Parity is a rather subtle concept and has no classical analogue. It is concerned with the behaviour of wave function under space inversion. Two kinds of parity actually correspond to two different kinds of quantum wave function for a particle.
- Symmetric wave function. Wave functions for which the value at the point (-x, -y, -z) is the same as at the point (x, y, z) are known as symmetric wave functions.
- Antisymmetric wave function. Wave functions for which the value at the point (-x, -y, -z) is minus the value as at the point (x, y, z) are known as symmetric wave functions.
Parity reversal is equivalent to a particle in a mirror. One effect of this is to reverse the spin of the particle.
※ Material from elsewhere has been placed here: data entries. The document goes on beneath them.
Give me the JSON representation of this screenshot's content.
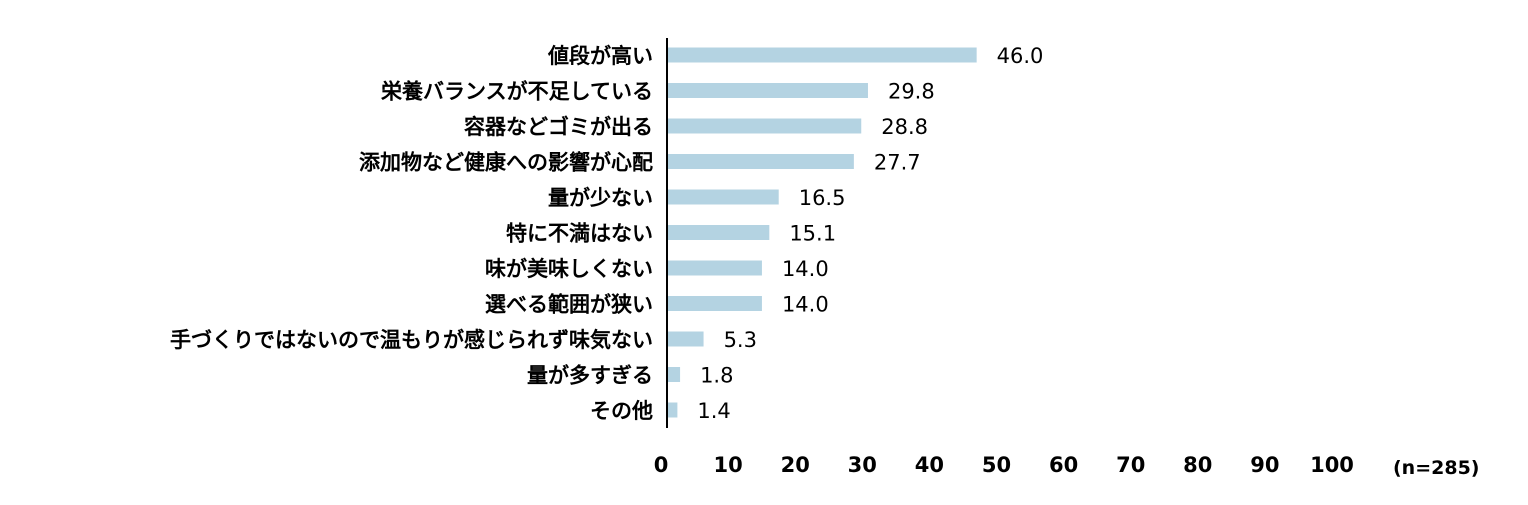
{
  "chart_data": {
    "type": "bar",
    "orientation": "horizontal",
    "categories": [
      "値段が高い",
      "栄養バランスが不足している",
      "容器などゴミが出る",
      "添加物など健康への影響が心配",
      "量が少ない",
      "特に不満はない",
      "味が美味しくない",
      "選べる範囲が狭い",
      "手づくりではないので温もりが感じられず味気ない",
      "量が多すぎる",
      "その他"
    ],
    "values": [
      46.0,
      29.8,
      28.8,
      27.7,
      16.5,
      15.1,
      14.0,
      14.0,
      5.3,
      1.8,
      1.4
    ],
    "value_labels": [
      "46.0",
      "29.8",
      "28.8",
      "27.7",
      "16.5",
      "15.1",
      "14.0",
      "14.0",
      "5.3",
      "1.8",
      "1.4"
    ],
    "xlim": [
      0,
      100
    ],
    "x_ticks": [
      "0",
      "10",
      "20",
      "30",
      "40",
      "50",
      "60",
      "70",
      "80",
      "90",
      "100"
    ],
    "sample_note": "(n=285)",
    "bar_color": "#b4d3e2",
    "axis_color": "#000000",
    "grid": false,
    "legend": "none"
  }
}
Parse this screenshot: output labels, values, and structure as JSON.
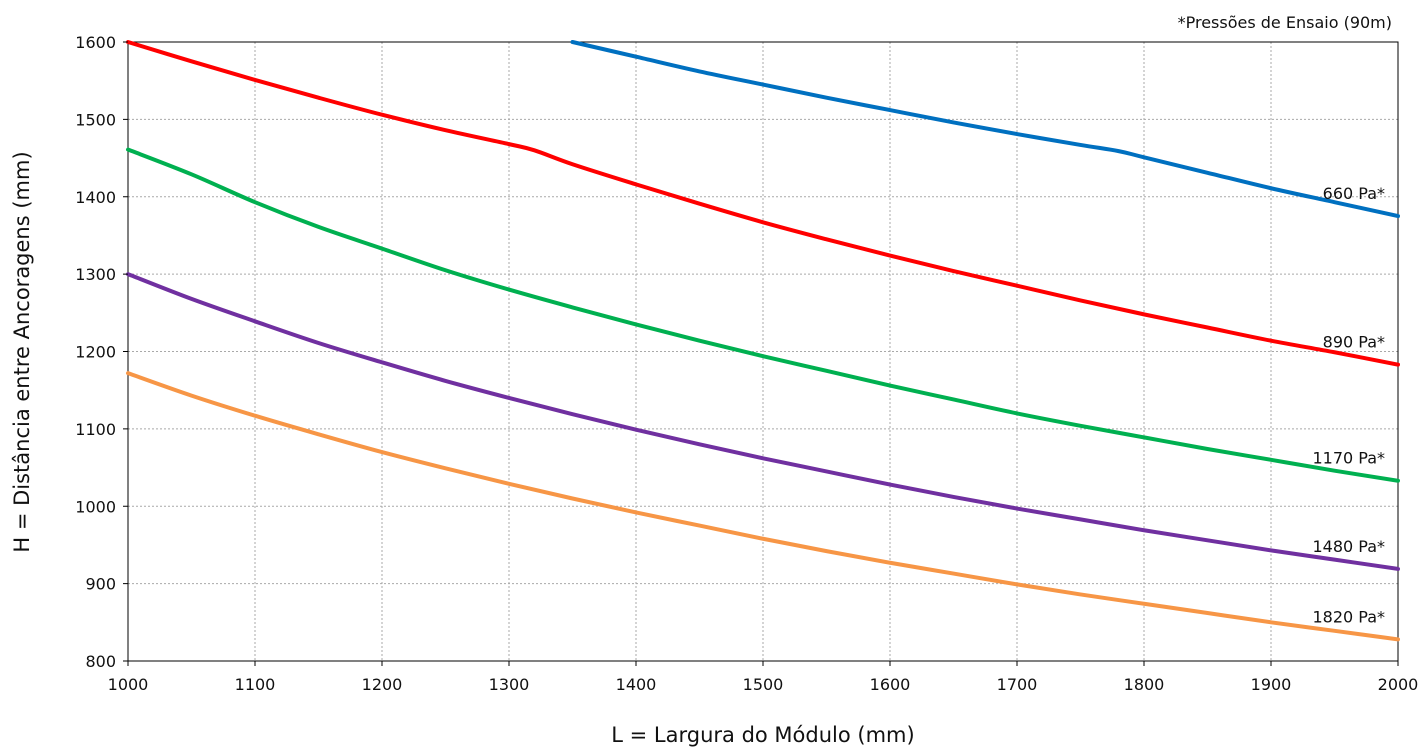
{
  "chart_data": {
    "type": "line",
    "title": "",
    "note": "*Pressões de Ensaio (90m)",
    "xlabel": "L = Largura do Módulo (mm)",
    "ylabel": "H = Distância entre Ancoragens (mm)",
    "xlim": [
      1000,
      2000
    ],
    "ylim": [
      800,
      1600
    ],
    "xticks": [
      "1000",
      "1100",
      "1200",
      "1300",
      "1400",
      "1500",
      "1600",
      "1700",
      "1800",
      "1900",
      "2000"
    ],
    "yticks": [
      "800",
      "900",
      "1000",
      "1100",
      "1200",
      "1300",
      "1400",
      "1500",
      "1600"
    ],
    "grid": true,
    "legend": "inline labels at right end of each curve",
    "series": [
      {
        "name": "660 Pa*",
        "color": "#0070c0",
        "x": [
          1350,
          1400,
          1450,
          1500,
          1550,
          1600,
          1650,
          1700,
          1750,
          1780,
          1800,
          1850,
          1900,
          1950,
          2000
        ],
        "y": [
          1600,
          1581,
          1562,
          1545,
          1528,
          1512,
          1496,
          1481,
          1467,
          1459,
          1451,
          1431,
          1411,
          1393,
          1375
        ]
      },
      {
        "name": "890 Pa*",
        "color": "#ff0000",
        "x": [
          1000,
          1050,
          1100,
          1150,
          1200,
          1250,
          1300,
          1320,
          1350,
          1400,
          1450,
          1500,
          1550,
          1600,
          1650,
          1700,
          1750,
          1800,
          1850,
          1900,
          1950,
          2000
        ],
        "y": [
          1600,
          1575,
          1551,
          1528,
          1506,
          1486,
          1468,
          1460,
          1442,
          1416,
          1391,
          1367,
          1345,
          1324,
          1304,
          1285,
          1266,
          1248,
          1231,
          1214,
          1199,
          1183
        ]
      },
      {
        "name": "1170 Pa*",
        "color": "#00b050",
        "x": [
          1000,
          1050,
          1100,
          1150,
          1200,
          1250,
          1300,
          1350,
          1400,
          1450,
          1500,
          1550,
          1600,
          1650,
          1700,
          1750,
          1800,
          1850,
          1900,
          1950,
          2000
        ],
        "y": [
          1461,
          1429,
          1393,
          1361,
          1333,
          1305,
          1280,
          1257,
          1235,
          1214,
          1194,
          1175,
          1156,
          1138,
          1120,
          1104,
          1089,
          1074,
          1060,
          1046,
          1033
        ]
      },
      {
        "name": "1480 Pa*",
        "color": "#7030a0",
        "x": [
          1000,
          1050,
          1100,
          1150,
          1200,
          1250,
          1300,
          1350,
          1400,
          1450,
          1500,
          1550,
          1600,
          1650,
          1700,
          1750,
          1800,
          1850,
          1900,
          1950,
          2000
        ],
        "y": [
          1300,
          1268,
          1239,
          1211,
          1186,
          1162,
          1140,
          1119,
          1099,
          1080,
          1062,
          1045,
          1028,
          1012,
          997,
          983,
          969,
          956,
          943,
          931,
          919
        ]
      },
      {
        "name": "1820 Pa*",
        "color": "#f79646",
        "x": [
          1000,
          1050,
          1100,
          1150,
          1200,
          1250,
          1300,
          1350,
          1400,
          1450,
          1500,
          1550,
          1600,
          1650,
          1700,
          1750,
          1800,
          1850,
          1900,
          1950,
          2000
        ],
        "y": [
          1172,
          1143,
          1117,
          1093,
          1070,
          1049,
          1029,
          1010,
          992,
          975,
          958,
          942,
          927,
          913,
          899,
          886,
          874,
          862,
          850,
          839,
          828
        ]
      }
    ]
  }
}
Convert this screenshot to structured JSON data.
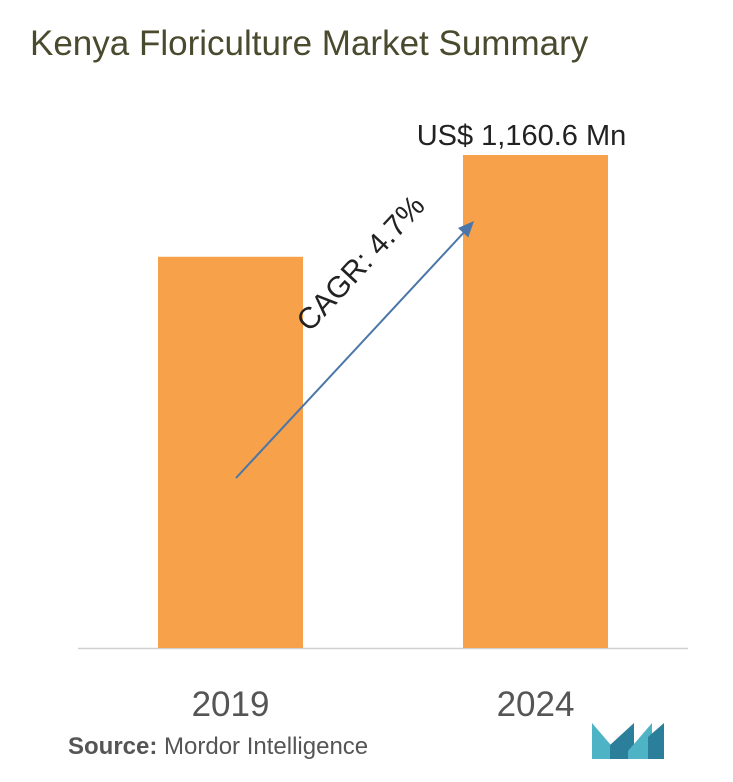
{
  "title": "Kenya Floriculture Market Summary",
  "source": {
    "label": "Source:",
    "text": "Mordor Intelligence"
  },
  "colors": {
    "bar": "#f7a14a",
    "arrow": "#4a76a8",
    "axis": "#d0d0d0",
    "logo": "#4fb3c6"
  },
  "chart_data": {
    "type": "bar",
    "categories": [
      "2019",
      "2024"
    ],
    "values": [
      921,
      1160.6
    ],
    "value_labels": [
      "",
      "US$ 1,160.6 Mn"
    ],
    "annotation": "CAGR: 4.7%",
    "ylim": [
      0,
      1160.6
    ],
    "grid": false,
    "xlabel": "",
    "ylabel": ""
  }
}
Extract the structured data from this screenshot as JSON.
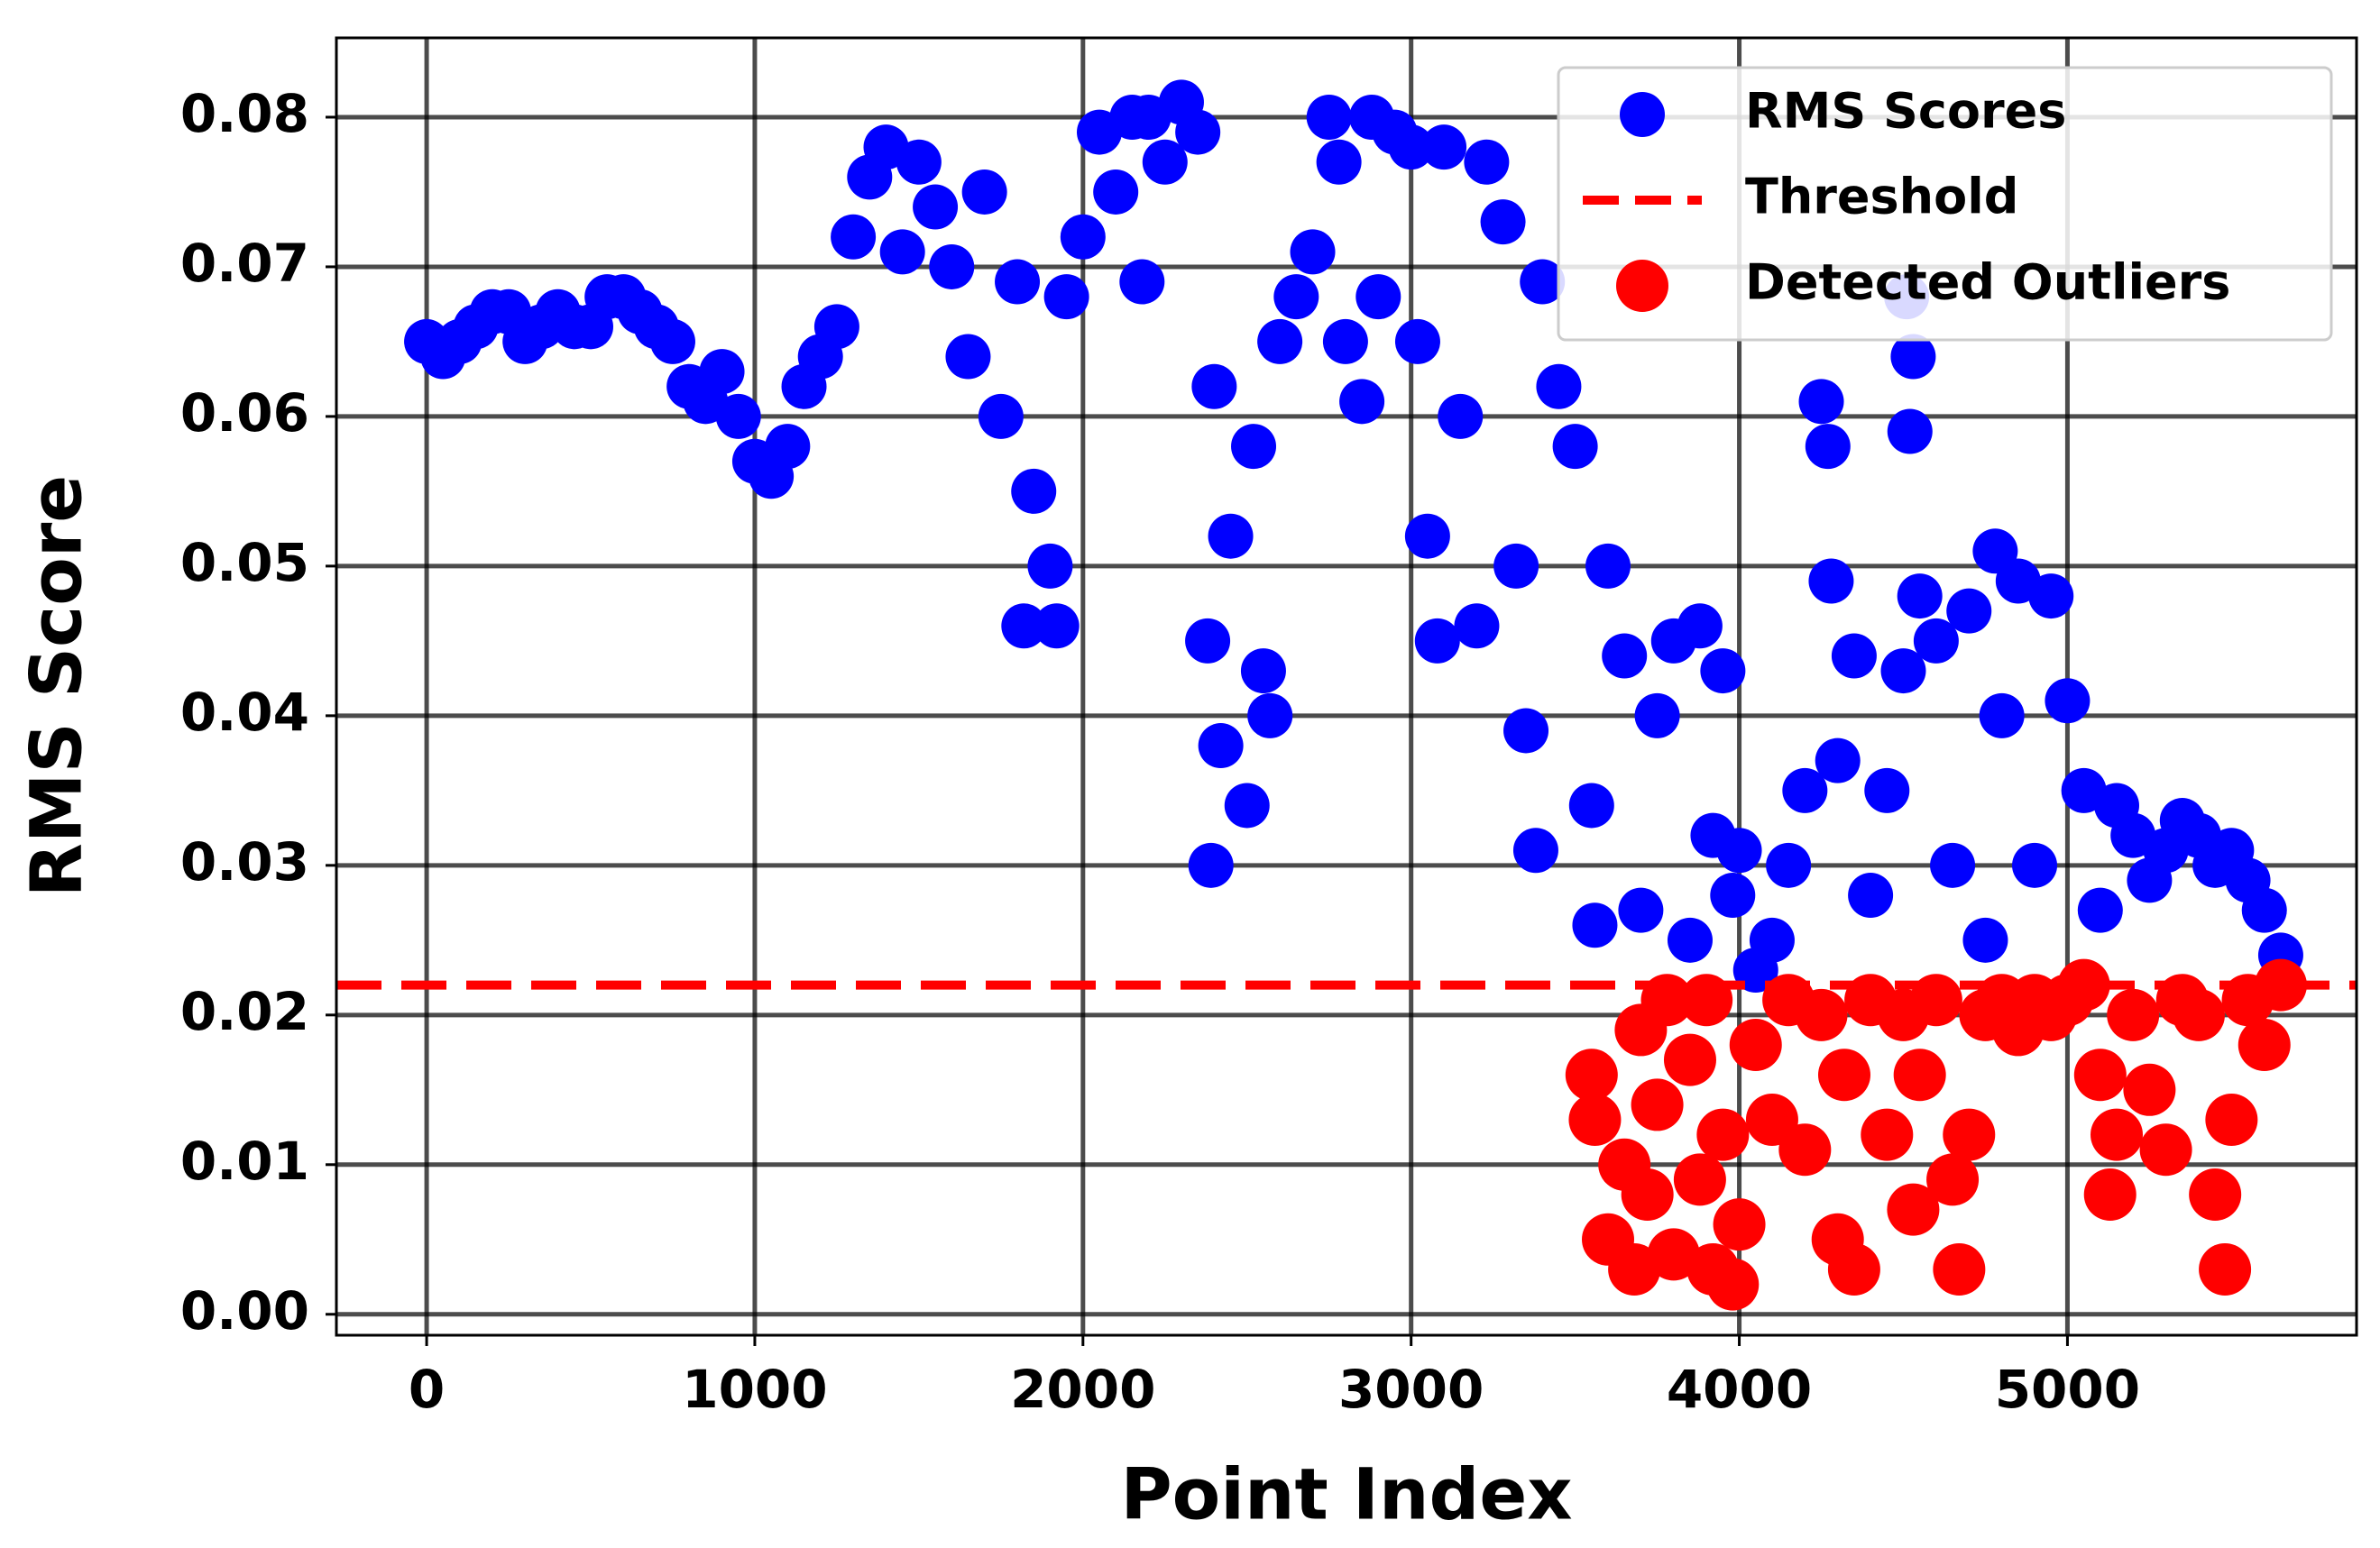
{
  "chart_data": {
    "type": "scatter",
    "xlabel": "Point Index",
    "ylabel": "RMS Score",
    "xlim": [
      -275,
      5881
    ],
    "ylim": [
      -0.0014,
      0.0853
    ],
    "xticks": [
      0,
      1000,
      2000,
      3000,
      4000,
      5000
    ],
    "yticks": [
      {
        "value": 0,
        "label": "0.00"
      },
      0.01,
      0.02,
      0.03,
      0.04,
      0.05,
      0.06,
      0.07,
      0.08
    ],
    "grid": true,
    "legend": "upper right",
    "threshold": {
      "name": "Threshold",
      "value": 0.022,
      "color": "#ff0000"
    },
    "series": [
      {
        "name": "RMS Scores",
        "color": "#0000ff",
        "x": [
          0,
          50,
          100,
          150,
          200,
          250,
          300,
          350,
          400,
          450,
          500,
          550,
          600,
          650,
          700,
          750,
          800,
          850,
          900,
          950,
          1000,
          1050,
          1100,
          1150,
          1200,
          1250,
          1300,
          1350,
          1400,
          1450,
          1500,
          1550,
          1600,
          1650,
          1700,
          1750,
          1800,
          1820,
          1850,
          1900,
          1920,
          1950,
          2000,
          2050,
          2100,
          2150,
          2180,
          2200,
          2250,
          2300,
          2350,
          2380,
          2390,
          2400,
          2420,
          2450,
          2500,
          2520,
          2550,
          2570,
          2600,
          2650,
          2700,
          2750,
          2780,
          2800,
          2850,
          2880,
          2900,
          2950,
          3000,
          3020,
          3050,
          3080,
          3100,
          3150,
          3200,
          3230,
          3280,
          3320,
          3350,
          3380,
          3400,
          3450,
          3500,
          3550,
          3560,
          3600,
          3650,
          3700,
          3750,
          3800,
          3850,
          3880,
          3920,
          3950,
          3980,
          4000,
          4050,
          4100,
          4150,
          4200,
          4250,
          4270,
          4280,
          4300,
          4350,
          4400,
          4450,
          4500,
          4510,
          4520,
          4530,
          4550,
          4600,
          4650,
          4700,
          4750,
          4780,
          4800,
          4850,
          4900,
          4950,
          5000,
          5050,
          5100,
          5150,
          5200,
          5250,
          5300,
          5350,
          5400,
          5450,
          5500,
          5550,
          5600,
          5650
        ],
        "values": [
          0.065,
          0.064,
          0.065,
          0.066,
          0.067,
          0.067,
          0.065,
          0.066,
          0.067,
          0.066,
          0.066,
          0.068,
          0.068,
          0.067,
          0.066,
          0.065,
          0.062,
          0.061,
          0.063,
          0.06,
          0.057,
          0.056,
          0.058,
          0.062,
          0.064,
          0.066,
          0.072,
          0.076,
          0.078,
          0.071,
          0.077,
          0.074,
          0.07,
          0.064,
          0.075,
          0.06,
          0.069,
          0.046,
          0.055,
          0.05,
          0.046,
          0.068,
          0.072,
          0.079,
          0.075,
          0.08,
          0.069,
          0.08,
          0.077,
          0.081,
          0.079,
          0.045,
          0.03,
          0.062,
          0.038,
          0.052,
          0.034,
          0.058,
          0.043,
          0.04,
          0.065,
          0.068,
          0.071,
          0.08,
          0.077,
          0.065,
          0.061,
          0.08,
          0.068,
          0.079,
          0.078,
          0.065,
          0.052,
          0.045,
          0.078,
          0.06,
          0.046,
          0.077,
          0.073,
          0.05,
          0.039,
          0.031,
          0.069,
          0.062,
          0.058,
          0.034,
          0.026,
          0.05,
          0.044,
          0.027,
          0.04,
          0.045,
          0.025,
          0.046,
          0.032,
          0.043,
          0.028,
          0.031,
          0.023,
          0.025,
          0.03,
          0.035,
          0.061,
          0.058,
          0.049,
          0.037,
          0.044,
          0.028,
          0.035,
          0.043,
          0.068,
          0.059,
          0.064,
          0.048,
          0.045,
          0.03,
          0.047,
          0.025,
          0.051,
          0.04,
          0.049,
          0.03,
          0.048,
          0.041,
          0.035,
          0.027,
          0.034,
          0.032,
          0.029,
          0.031,
          0.033,
          0.032,
          0.03,
          0.031,
          0.029,
          0.027,
          0.024
        ]
      },
      {
        "name": "Detected Outliers",
        "color": "#ff0000",
        "x": [
          3550,
          3560,
          3600,
          3650,
          3680,
          3700,
          3720,
          3750,
          3780,
          3800,
          3850,
          3880,
          3900,
          3920,
          3950,
          3980,
          4000,
          4050,
          4100,
          4150,
          4200,
          4250,
          4300,
          4320,
          4350,
          4400,
          4450,
          4500,
          4530,
          4550,
          4600,
          4650,
          4670,
          4700,
          4750,
          4800,
          4850,
          4900,
          4950,
          5000,
          5050,
          5100,
          5130,
          5150,
          5200,
          5250,
          5300,
          5350,
          5400,
          5450,
          5480,
          5500,
          5550,
          5600,
          5650
        ],
        "values": [
          0.016,
          0.013,
          0.005,
          0.01,
          0.003,
          0.019,
          0.008,
          0.014,
          0.021,
          0.004,
          0.017,
          0.009,
          0.021,
          0.003,
          0.012,
          0.002,
          0.006,
          0.018,
          0.013,
          0.021,
          0.011,
          0.02,
          0.005,
          0.016,
          0.003,
          0.021,
          0.012,
          0.02,
          0.007,
          0.016,
          0.021,
          0.009,
          0.003,
          0.012,
          0.02,
          0.021,
          0.019,
          0.021,
          0.02,
          0.021,
          0.022,
          0.016,
          0.008,
          0.012,
          0.02,
          0.015,
          0.011,
          0.021,
          0.02,
          0.008,
          0.003,
          0.013,
          0.021,
          0.018,
          0.022
        ]
      }
    ]
  }
}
A parity transformation (also called parity inversion) is the flip in the sign of one spatial coordinate. This is equivalent to studying the mirror image of the original system. It was originally assumed that parity must be conserved in all particle interactions, but it was demonstrated that parity does not have to be conserved in beta decay.
It had been found that the kaon, K (positive or negative), could decay in two different ways, one that produced three pions, the other only two pions. In order to account for this anomaly, Lee and Yang (physicists who were awarded the Nobel prize in 1957) postulated that parity is not conserved in processes of this type. This interaction (the decay of kaon particle) is known as the weak interaction.
Another transformation that is not conserved by the weak interaction is charge conjugation, usually symbolised by the letter C, under which all the particles in a system are replaced by their corresponding antiparticles, without making any other change.